1. A method for increasing the surface area of an electrode of an implantable medical device the method comprising:

immersing the electrode in an electrolyte solution, the electrode having a surface comprising platinum; and

oxidatively removing material from the surface of the electrode.

2. The method of claim 1, the electrode comprising an alloy of platinum and iridium.

3. The method of claim 1, wherein oxidatively removing material from the surface of the electrode comprises applying an oscillating electrical potential comprising a peak of equal to or less than about 4.0 V (SCE) to the electrode at a frequency of about 0.1 Hz to about 120 Hz.

4. The method of claim 1, the electrolyte solution having a pH of less than about 6.0.
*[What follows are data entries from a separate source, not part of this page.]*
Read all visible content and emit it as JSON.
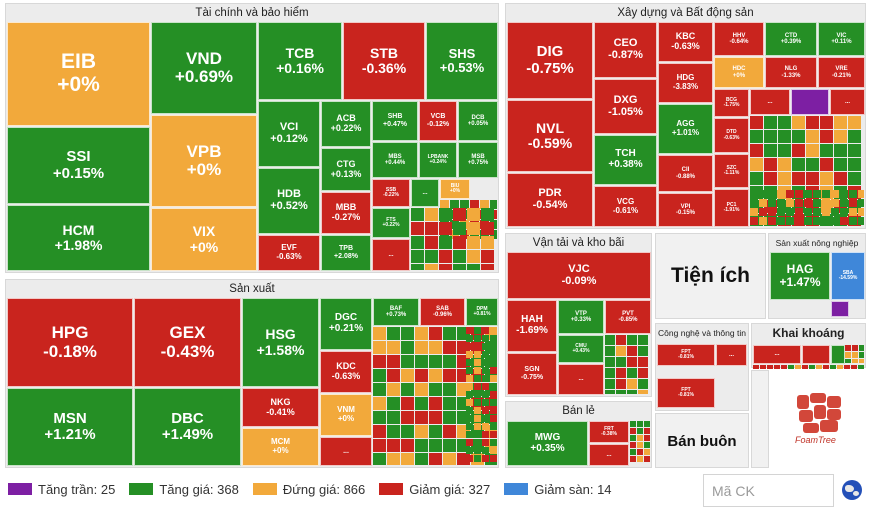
{
  "sectors": [
    {
      "id": "tai-chinh",
      "title": "Tài chính và bảo hiểm",
      "l": 5,
      "t": 3,
      "w": 494,
      "h": 270,
      "style": ""
    },
    {
      "id": "xay-dung",
      "title": "Xây dựng và Bất động sản",
      "l": 505,
      "t": 3,
      "w": 361,
      "h": 226,
      "style": ""
    },
    {
      "id": "san-xuat",
      "title": "Sản xuất",
      "l": 5,
      "t": 279,
      "w": 494,
      "h": 189,
      "style": ""
    },
    {
      "id": "van-tai",
      "title": "Vận tải và kho bãi",
      "l": 505,
      "t": 233,
      "w": 147,
      "h": 164,
      "style": ""
    },
    {
      "id": "ban-le",
      "title": "Bán lẻ",
      "l": 505,
      "t": 401,
      "w": 147,
      "h": 67,
      "style": ""
    },
    {
      "id": "san-xuat-nong-nghiep",
      "title": "Sản xuất nông nghiệp",
      "l": 768,
      "t": 233,
      "w": 98,
      "h": 86,
      "style": "small"
    },
    {
      "id": "cong-nghe",
      "title": "Công nghệ và thông tin",
      "l": 655,
      "t": 323,
      "w": 94,
      "h": 88,
      "style": "small"
    },
    {
      "id": "khai-khoang",
      "title": "Khai khoáng",
      "l": 751,
      "t": 323,
      "w": 115,
      "h": 45,
      "style": "bold"
    }
  ],
  "big_labels": [
    {
      "name": "tien-ich-label",
      "text": "Tiện ích",
      "l": 655,
      "t": 233,
      "w": 111,
      "h": 86,
      "size": 21
    },
    {
      "name": "ban-buon-label",
      "text": "Bán buôn",
      "l": 655,
      "t": 413,
      "w": 94,
      "h": 55,
      "size": 15
    }
  ],
  "stocks": [
    {
      "sym": "EIB",
      "chg": "+0%",
      "c": "flat",
      "l": 7,
      "t": 22,
      "w": 143,
      "h": 104,
      "fs": 21
    },
    {
      "sym": "VND",
      "chg": "+0.69%",
      "c": "up",
      "l": 151,
      "t": 22,
      "w": 106,
      "h": 92,
      "fs": 17
    },
    {
      "sym": "TCB",
      "chg": "+0.16%",
      "c": "up",
      "l": 258,
      "t": 22,
      "w": 84,
      "h": 78,
      "fs": 14
    },
    {
      "sym": "STB",
      "chg": "-0.36%",
      "c": "down",
      "l": 343,
      "t": 22,
      "w": 82,
      "h": 78,
      "fs": 14
    },
    {
      "sym": "SHS",
      "chg": "+0.53%",
      "c": "up",
      "l": 426,
      "t": 22,
      "w": 72,
      "h": 78,
      "fs": 13
    },
    {
      "sym": "SSI",
      "chg": "+0.15%",
      "c": "up",
      "l": 7,
      "t": 127,
      "w": 143,
      "h": 77,
      "fs": 15
    },
    {
      "sym": "VPB",
      "chg": "+0%",
      "c": "flat",
      "l": 151,
      "t": 115,
      "w": 106,
      "h": 92,
      "fs": 17
    },
    {
      "sym": "VCI",
      "chg": "+0.12%",
      "c": "up",
      "l": 258,
      "t": 101,
      "w": 62,
      "h": 66,
      "fs": 11
    },
    {
      "sym": "ACB",
      "chg": "+0.22%",
      "c": "up",
      "l": 321,
      "t": 101,
      "w": 50,
      "h": 46,
      "fs": 9
    },
    {
      "sym": "SHB",
      "chg": "+0.47%",
      "c": "up",
      "l": 372,
      "t": 101,
      "w": 46,
      "h": 40,
      "fs": 7
    },
    {
      "sym": "VCB",
      "chg": "-0.12%",
      "c": "down",
      "l": 419,
      "t": 101,
      "w": 38,
      "h": 40,
      "fs": 7
    },
    {
      "sym": "DCB",
      "chg": "+0.05%",
      "c": "up",
      "l": 458,
      "t": 101,
      "w": 40,
      "h": 40,
      "fs": 6
    },
    {
      "sym": "CTG",
      "chg": "+0.13%",
      "c": "up",
      "l": 321,
      "t": 148,
      "w": 50,
      "h": 43,
      "fs": 9
    },
    {
      "sym": "MBS",
      "chg": "+0.44%",
      "c": "up",
      "l": 372,
      "t": 142,
      "w": 46,
      "h": 36,
      "fs": 6
    },
    {
      "sym": "LPBANK",
      "chg": "+0.24%",
      "c": "up",
      "l": 419,
      "t": 142,
      "w": 38,
      "h": 36,
      "fs": 5
    },
    {
      "sym": "MSB",
      "chg": "+0.75%",
      "c": "up",
      "l": 458,
      "t": 142,
      "w": 40,
      "h": 36,
      "fs": 6
    },
    {
      "sym": "HDB",
      "chg": "+0.52%",
      "c": "up",
      "l": 258,
      "t": 168,
      "w": 62,
      "h": 66,
      "fs": 11
    },
    {
      "sym": "MBB",
      "chg": "-0.27%",
      "c": "down",
      "l": 321,
      "t": 192,
      "w": 50,
      "h": 42,
      "fs": 9
    },
    {
      "sym": "SSB",
      "chg": "-0.22%",
      "c": "down",
      "l": 372,
      "t": 179,
      "w": 38,
      "h": 28,
      "fs": 5
    },
    {
      "sym": "...",
      "chg": "",
      "c": "up",
      "l": 411,
      "t": 179,
      "w": 28,
      "h": 28,
      "fs": 6
    },
    {
      "sym": "BIU",
      "chg": "+0%",
      "c": "flat",
      "l": 440,
      "t": 179,
      "w": 30,
      "h": 20,
      "fs": 5
    },
    {
      "sym": "HCM",
      "chg": "+1.98%",
      "c": "up",
      "l": 7,
      "t": 205,
      "w": 143,
      "h": 66,
      "fs": 14
    },
    {
      "sym": "VIX",
      "chg": "+0%",
      "c": "flat",
      "l": 151,
      "t": 208,
      "w": 106,
      "h": 63,
      "fs": 14
    },
    {
      "sym": "FTS",
      "chg": "+0.22%",
      "c": "up",
      "l": 372,
      "t": 208,
      "w": 38,
      "h": 30,
      "fs": 5
    },
    {
      "sym": "EVF",
      "chg": "-0.63%",
      "c": "down",
      "l": 258,
      "t": 235,
      "w": 62,
      "h": 36,
      "fs": 8
    },
    {
      "sym": "TPB",
      "chg": "+2.08%",
      "c": "up",
      "l": 321,
      "t": 235,
      "w": 50,
      "h": 36,
      "fs": 7
    },
    {
      "sym": "...",
      "chg": "",
      "c": "down",
      "l": 372,
      "t": 239,
      "w": 38,
      "h": 32,
      "fs": 6
    },
    {
      "sym": "HPG",
      "chg": "-0.18%",
      "c": "down",
      "l": 7,
      "t": 298,
      "w": 126,
      "h": 89,
      "fs": 17
    },
    {
      "sym": "GEX",
      "chg": "-0.43%",
      "c": "down",
      "l": 134,
      "t": 298,
      "w": 107,
      "h": 89,
      "fs": 17
    },
    {
      "sym": "HSG",
      "chg": "+1.58%",
      "c": "up",
      "l": 242,
      "t": 298,
      "w": 77,
      "h": 89,
      "fs": 14
    },
    {
      "sym": "DGC",
      "chg": "+0.21%",
      "c": "up",
      "l": 320,
      "t": 298,
      "w": 52,
      "h": 52,
      "fs": 10
    },
    {
      "sym": "BAF",
      "chg": "+0.73%",
      "c": "up",
      "l": 373,
      "t": 298,
      "w": 46,
      "h": 28,
      "fs": 6
    },
    {
      "sym": "SAB",
      "chg": "-0.96%",
      "c": "down",
      "l": 420,
      "t": 298,
      "w": 45,
      "h": 28,
      "fs": 6
    },
    {
      "sym": "DPM",
      "chg": "+0.81%",
      "c": "up",
      "l": 466,
      "t": 298,
      "w": 32,
      "h": 28,
      "fs": 5
    },
    {
      "sym": "KDC",
      "chg": "-0.63%",
      "c": "down",
      "l": 320,
      "t": 351,
      "w": 52,
      "h": 42,
      "fs": 9
    },
    {
      "sym": "MSN",
      "chg": "+1.21%",
      "c": "up",
      "l": 7,
      "t": 388,
      "w": 126,
      "h": 78,
      "fs": 15
    },
    {
      "sym": "DBC",
      "chg": "+1.49%",
      "c": "up",
      "l": 134,
      "t": 388,
      "w": 107,
      "h": 78,
      "fs": 15
    },
    {
      "sym": "NKG",
      "chg": "-0.41%",
      "c": "down",
      "l": 242,
      "t": 388,
      "w": 77,
      "h": 39,
      "fs": 9
    },
    {
      "sym": "VNM",
      "chg": "+0%",
      "c": "flat",
      "l": 320,
      "t": 394,
      "w": 52,
      "h": 42,
      "fs": 8
    },
    {
      "sym": "MCM",
      "chg": "+0%",
      "c": "flat",
      "l": 242,
      "t": 428,
      "w": 77,
      "h": 38,
      "fs": 8
    },
    {
      "sym": "...",
      "chg": "",
      "c": "down",
      "l": 320,
      "t": 437,
      "w": 52,
      "h": 29,
      "fs": 7
    },
    {
      "sym": "DIG",
      "chg": "-0.75%",
      "c": "down",
      "l": 507,
      "t": 22,
      "w": 86,
      "h": 77,
      "fs": 15
    },
    {
      "sym": "CEO",
      "chg": "-0.87%",
      "c": "down",
      "l": 594,
      "t": 22,
      "w": 63,
      "h": 56,
      "fs": 11
    },
    {
      "sym": "KBC",
      "chg": "-0.63%",
      "c": "down",
      "l": 658,
      "t": 22,
      "w": 55,
      "h": 40,
      "fs": 9
    },
    {
      "sym": "HHV",
      "chg": "-0.64%",
      "c": "down",
      "l": 714,
      "t": 22,
      "w": 50,
      "h": 34,
      "fs": 6
    },
    {
      "sym": "CTD",
      "chg": "+0.39%",
      "c": "up",
      "l": 765,
      "t": 22,
      "w": 52,
      "h": 34,
      "fs": 6
    },
    {
      "sym": "VIC",
      "chg": "+0.11%",
      "c": "up",
      "l": 818,
      "t": 22,
      "w": 47,
      "h": 34,
      "fs": 6
    },
    {
      "sym": "HDG",
      "chg": "-3.83%",
      "c": "down",
      "l": 658,
      "t": 63,
      "w": 55,
      "h": 40,
      "fs": 8
    },
    {
      "sym": "HDC",
      "chg": "+0%",
      "c": "flat",
      "l": 714,
      "t": 57,
      "w": 50,
      "h": 31,
      "fs": 6
    },
    {
      "sym": "NLG",
      "chg": "-1.33%",
      "c": "down",
      "l": 765,
      "t": 57,
      "w": 52,
      "h": 31,
      "fs": 6
    },
    {
      "sym": "VRE",
      "chg": "-0.21%",
      "c": "down",
      "l": 818,
      "t": 57,
      "w": 47,
      "h": 31,
      "fs": 6
    },
    {
      "sym": "DXG",
      "chg": "-1.05%",
      "c": "down",
      "l": 594,
      "t": 79,
      "w": 63,
      "h": 55,
      "fs": 11
    },
    {
      "sym": "BCG",
      "chg": "-1.75%",
      "c": "down",
      "l": 714,
      "t": 89,
      "w": 35,
      "h": 28,
      "fs": 5
    },
    {
      "sym": "...",
      "chg": "",
      "c": "down",
      "l": 750,
      "t": 89,
      "w": 40,
      "h": 26,
      "fs": 6
    },
    {
      "sym": "",
      "chg": "",
      "c": "ceil",
      "l": 791,
      "t": 89,
      "w": 38,
      "h": 26,
      "fs": 6
    },
    {
      "sym": "...",
      "chg": "",
      "c": "down",
      "l": 830,
      "t": 89,
      "w": 35,
      "h": 26,
      "fs": 6
    },
    {
      "sym": "NVL",
      "chg": "-0.59%",
      "c": "down",
      "l": 507,
      "t": 100,
      "w": 86,
      "h": 72,
      "fs": 14
    },
    {
      "sym": "AGG",
      "chg": "+1.01%",
      "c": "up",
      "l": 658,
      "t": 104,
      "w": 55,
      "h": 50,
      "fs": 8
    },
    {
      "sym": "DTD",
      "chg": "-0.63%",
      "c": "down",
      "l": 714,
      "t": 118,
      "w": 35,
      "h": 35,
      "fs": 5
    },
    {
      "sym": "TCH",
      "chg": "+0.38%",
      "c": "up",
      "l": 594,
      "t": 135,
      "w": 63,
      "h": 50,
      "fs": 10
    },
    {
      "sym": "CII",
      "chg": "-0.88%",
      "c": "down",
      "l": 658,
      "t": 155,
      "w": 55,
      "h": 37,
      "fs": 6
    },
    {
      "sym": "SZC",
      "chg": "-1.11%",
      "c": "down",
      "l": 714,
      "t": 154,
      "w": 35,
      "h": 34,
      "fs": 5
    },
    {
      "sym": "PDR",
      "chg": "-0.54%",
      "c": "down",
      "l": 507,
      "t": 173,
      "w": 86,
      "h": 54,
      "fs": 11
    },
    {
      "sym": "VCG",
      "chg": "-0.61%",
      "c": "down",
      "l": 594,
      "t": 186,
      "w": 63,
      "h": 41,
      "fs": 8
    },
    {
      "sym": "VPI",
      "chg": "-0.15%",
      "c": "down",
      "l": 658,
      "t": 193,
      "w": 55,
      "h": 34,
      "fs": 6
    },
    {
      "sym": "PC1",
      "chg": "-1.91%",
      "c": "down",
      "l": 714,
      "t": 189,
      "w": 35,
      "h": 38,
      "fs": 5
    },
    {
      "sym": "VJC",
      "chg": "-0.09%",
      "c": "down",
      "l": 507,
      "t": 252,
      "w": 144,
      "h": 47,
      "fs": 11
    },
    {
      "sym": "HAH",
      "chg": "-1.69%",
      "c": "down",
      "l": 507,
      "t": 300,
      "w": 50,
      "h": 52,
      "fs": 10
    },
    {
      "sym": "VTP",
      "chg": "+0.33%",
      "c": "up",
      "l": 558,
      "t": 300,
      "w": 46,
      "h": 34,
      "fs": 6
    },
    {
      "sym": "PVT",
      "chg": "-0.85%",
      "c": "down",
      "l": 605,
      "t": 300,
      "w": 46,
      "h": 34,
      "fs": 6
    },
    {
      "sym": "CMU",
      "chg": "+0.43%",
      "c": "up",
      "l": 558,
      "t": 335,
      "w": 46,
      "h": 28,
      "fs": 5
    },
    {
      "sym": "SGN",
      "chg": "-0.75%",
      "c": "down",
      "l": 507,
      "t": 353,
      "w": 50,
      "h": 42,
      "fs": 7
    },
    {
      "sym": "...",
      "chg": "",
      "c": "down",
      "l": 558,
      "t": 364,
      "w": 46,
      "h": 31,
      "fs": 6
    },
    {
      "sym": "MWG",
      "chg": "+0.35%",
      "c": "up",
      "l": 507,
      "t": 421,
      "w": 81,
      "h": 45,
      "fs": 10
    },
    {
      "sym": "FRT",
      "chg": "-0.38%",
      "c": "down",
      "l": 589,
      "t": 421,
      "w": 40,
      "h": 22,
      "fs": 5
    },
    {
      "sym": "...",
      "chg": "",
      "c": "down",
      "l": 589,
      "t": 444,
      "w": 40,
      "h": 22,
      "fs": 6
    },
    {
      "sym": "HAG",
      "chg": "+1.47%",
      "c": "up",
      "l": 770,
      "t": 252,
      "w": 60,
      "h": 48,
      "fs": 12
    },
    {
      "sym": "SBA",
      "chg": "-14.59%",
      "c": "floor",
      "l": 831,
      "t": 252,
      "w": 34,
      "h": 48,
      "fs": 5
    },
    {
      "sym": "",
      "chg": "",
      "c": "ceil",
      "l": 831,
      "t": 301,
      "w": 18,
      "h": 16,
      "fs": 5
    },
    {
      "sym": "FPT",
      "chg": "-0.81%",
      "c": "down",
      "l": 657,
      "t": 344,
      "w": 58,
      "h": 22,
      "fs": 5
    },
    {
      "sym": "...",
      "chg": "",
      "c": "down",
      "l": 716,
      "t": 344,
      "w": 31,
      "h": 22,
      "fs": 6
    },
    {
      "sym": "FPT",
      "chg": "-0.81%",
      "c": "down",
      "l": 657,
      "t": 378,
      "w": 58,
      "h": 30,
      "fs": 5
    },
    {
      "sym": "...",
      "chg": "",
      "c": "down",
      "l": 753,
      "t": 345,
      "w": 48,
      "h": 19,
      "fs": 6
    },
    {
      "sym": "",
      "chg": "",
      "c": "down",
      "l": 802,
      "t": 345,
      "w": 28,
      "h": 19,
      "fs": 5
    },
    {
      "sym": "",
      "chg": "",
      "c": "up",
      "l": 831,
      "t": 345,
      "w": 14,
      "h": 19,
      "fs": 5
    }
  ],
  "legend": [
    {
      "name": "legend-ceiling",
      "label": "Tăng trần: 25",
      "color": "#7d1fa3"
    },
    {
      "name": "legend-up",
      "label": "Tăng giá: 368",
      "color": "#258f25"
    },
    {
      "name": "legend-flat",
      "label": "Đứng giá: 866",
      "color": "#f2a93b"
    },
    {
      "name": "legend-down",
      "label": "Giảm giá: 327",
      "color": "#c9241e"
    },
    {
      "name": "legend-floor",
      "label": "Giảm sàn: 14",
      "color": "#3f87d9"
    }
  ],
  "search": {
    "placeholder": "Mã CK"
  },
  "logo": {
    "text": "FoamTree"
  }
}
5. The method of claim 1, the electrolyte solution having a pH of greater than about 2.0.

6. The method of claim 1, the oscillating electrical potential comprising a square waveform.

7. The method of claim 1, the oscillating electrical potential comprising a peak of about 2.0 V (SCE) to about 4.0 V (SCE).

8. The method of claim 1, the oscillating electrical potential comprising a minimum of about −0.5 V (SCE) to about −1.0 V (SCE).

9. The method of claim 1, the oscillating electrical potential having a frequency of about 0.1 Hz to about 10 Hz.

10. The method of claim 1, the oscillating electrical potential having a frequency of about 2 Hz to about 5 Hz.

11. The method of claim 1, the electrode comprising a platinum cladding disposed over a substrate.

12. The method of claim 1, wherein the real surface area of the electrode is increased by at least about two times as assessed by cyclic voltammetry.

13. The method of claim 1, wherein the real surface area of the electrode is increased by at least about twenty times as assessed by cyclic voltammetry.

14. A method for increasing the surface area of an electrode of an implantable medical device, the method comprising:

immersing the electrode in an electrolyte solution, the electrode comprising platinum; and

applying an oscillating electrical potential with a peak of equal to or less than about 4.0 Volts (SCE) to the electrode at a frequency of about 0.1 Hz to about 120 Hz to increase the surface area of the electrode.

15. The method of claim 14, the electrolyte solution having a pH of less than about 7.0.

16. The method of claim 14, the electrolyte solution having a pH of less than about 6.0.

17. The method of claim 14, the electrolyte solution having a pH of greater than about 2.0.

18. The method of claim 14, the oscillating electrical potential comprising a square waveform.

19. The method of claim 14, the oscillating electrical potential comprising a peak of about 2.0 V (SCE) to about 4.0 V (SCE).

20. The method of claim 14, the oscillating electrical potential comprising a minimum of about −0.5 V (SCE) to about −1.0 V (SCE).

21. The method of claim 14, the oscillating electrical potential having a frequency of about 0.1 Hz to about 10 Hz.

22. The method of claim 14, the oscillating electrical potential having a frequency of about 2 Hz to about 5 Hz.

23. The method of claim 14, the electrode comprising a platinum cladding disposed over a substrate.

24. The method of claim 23, the platinum cladding having a thickness of greater than about 10 μm.

25. The method of claim 14, wherein formation of the surface features on the electrode results in increasing the real surface area of the electrode by at least about twenty times as assessed by cyclic voltammetry.

26. The method of claim 14, the oscillating voltage applied for a period of time of between about 0.5 hours and about 38 hours.

27. A method for manufacturing an implantable stimulation lead comprising:

welding an electrode to a conductor; and

increasing the surface area of the electrode by oxidatively removing a portion of the electrode surface.